Four of Africa’s top five most profitable banking markets are in east Africa, with oil producing Ghana from west Africa completing the set. Malawi stands out with a 6.1% return on assets in 2010, almost two percentage points ahead of second-placed Ethiopia on 4.4%.
These are both smaller banking markets with relatively low banking penetration – loan-to-deposit ratios are well below 50%, suggesting very limited lending activity. And both countries have fewer than 10 banks with capital over $2m.
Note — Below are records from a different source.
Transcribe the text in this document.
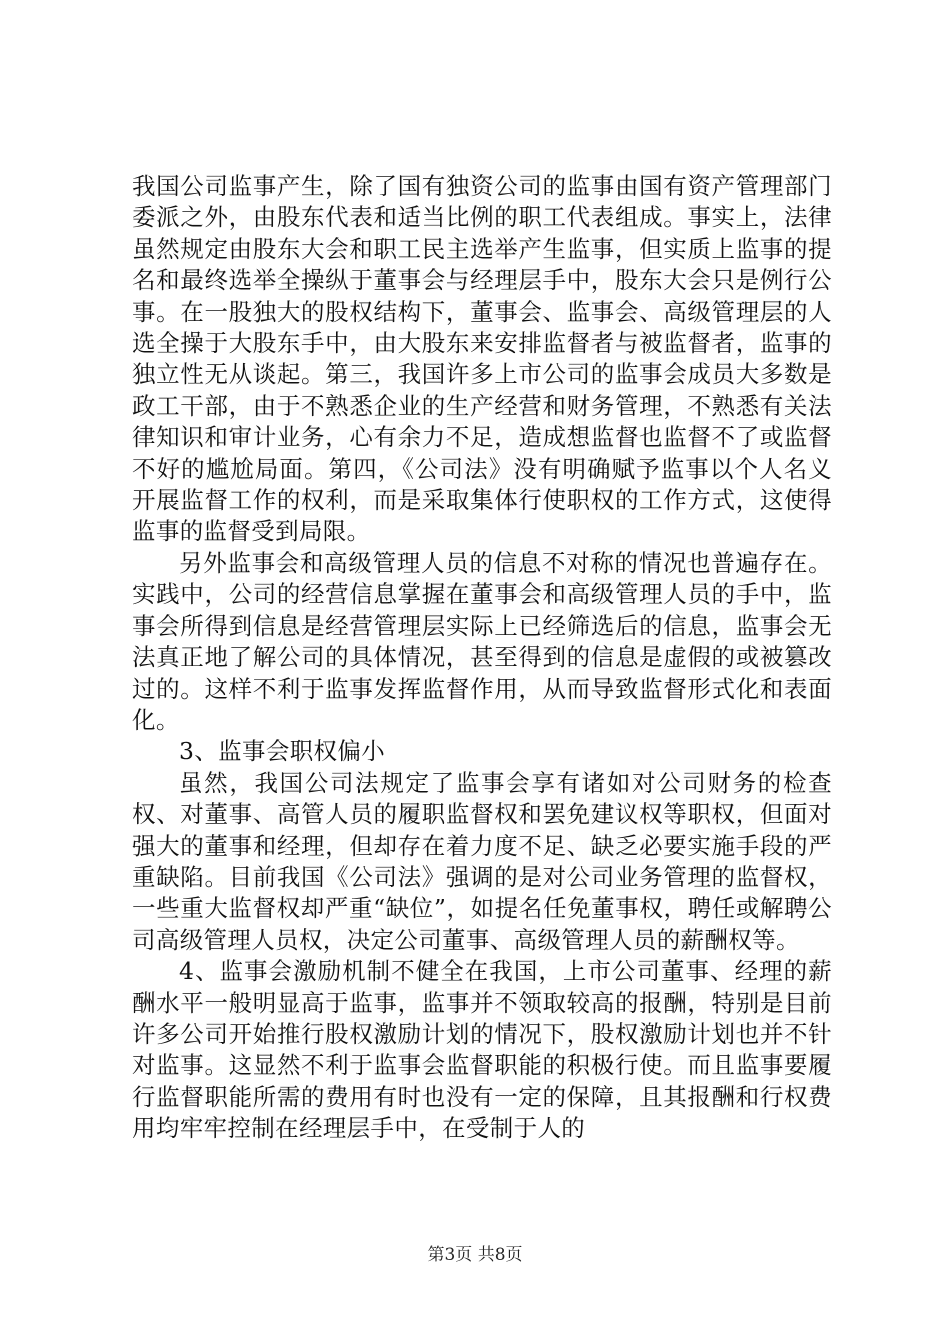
我国公司监事产生，除了国有独资公司的监事由国有资产管理部门委派之外，由股东代表和适当比例的职工代表组成。事实上，法律虽然规定由股东大会和职工民主选举产生监事，但实质上监事的提名和最终选举全操纵于董事会与经理层手中，股东大会只是例行公事。在一股独大的股权结构下，董事会、监事会、高级管理层的人选全操于大股东手中，由大股东来安排监督者与被监督者，监事的独立性无从谈起。第三，我国许多上市公司的监事会成员大多数是政工干部，由于不熟悉企业的生产经营和财务管理，不熟悉有关法律知识和审计业务，心有余力不足，造成想监督也监督不了或监督不好的尴尬局面。第四，《公司法》没有明确赋予监事以个人名义开展监督工作的权利，而是采取集体行使职权的工作方式，这使得监事的监督受到局限。

另外监事会和高级管理人员的信息不对称的情况也普遍存在。实践中，公司的经营信息掌握在董事会和高级管理人员的手中，监事会所得到信息是经营管理层实际上已经筛选后的信息，监事会无法真正地了解公司的具体情况，甚至得到的信息是虚假的或被篡改过的。这样不利于监事发挥监督作用，从而导致监督形式化和表面化。

3、监事会职权偏小

虽然，我国公司法规定了监事会享有诸如对公司财务的检查权、对董事、高管人员的履职监督权和罢免建议权等职权，但面对强大的董事和经理，但却存在着力度不足、缺乏必要实施手段的严重缺陷。目前我国《公司法》强调的是对公司业务管理的监督权，一些重大监督权却严重“缺位”，如提名任免董事权，聘任或解聘公司高级管理人员权，决定公司董事、高级管理人员的薪酬权等。

4、监事会激励机制不健全在我国，上市公司董事、经理的薪酬水平一般明显高于监事，监事并不领取较高的报酬，特别是目前许多公司开始推行股权激励计划的情况下，股权激励计划也并不针对监事。这显然不利于监事会监督职能的积极行使。而且监事要履行监督职能所需的费用有时也没有一定的保障，且其报酬和行权费用均牢牢控制在经理层手中，在受制于人的

第3页 共8页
But larger markets are not necessarily less profitable. Kenya, with 21 banks that have almost $19bn in assets between them and a more mature loan-to-deposit ratio of 71%, is third in the ranking (excluding countries for which we have data from only one bank). The aggregate return on assets for Kenya is 4.3%, compared to an aggregate return on assets of just 0.69% for the 1000 largest banks worldwide.
That said, profitability in most of Africa’s largest five markets is comparatively low, with return on assets at 2.1% in Nigeria and below 2% in Morocco, Egypt and South Africa. Angola, another country expanding its oil production, is the exception, with return on assets at 3.33% making it the 10th most profitable banking sector. A loan to deposit ratio of just 56% - compared to 101% in South Africa – clearly indicates that Angola is still a relatively underdeveloped banking market.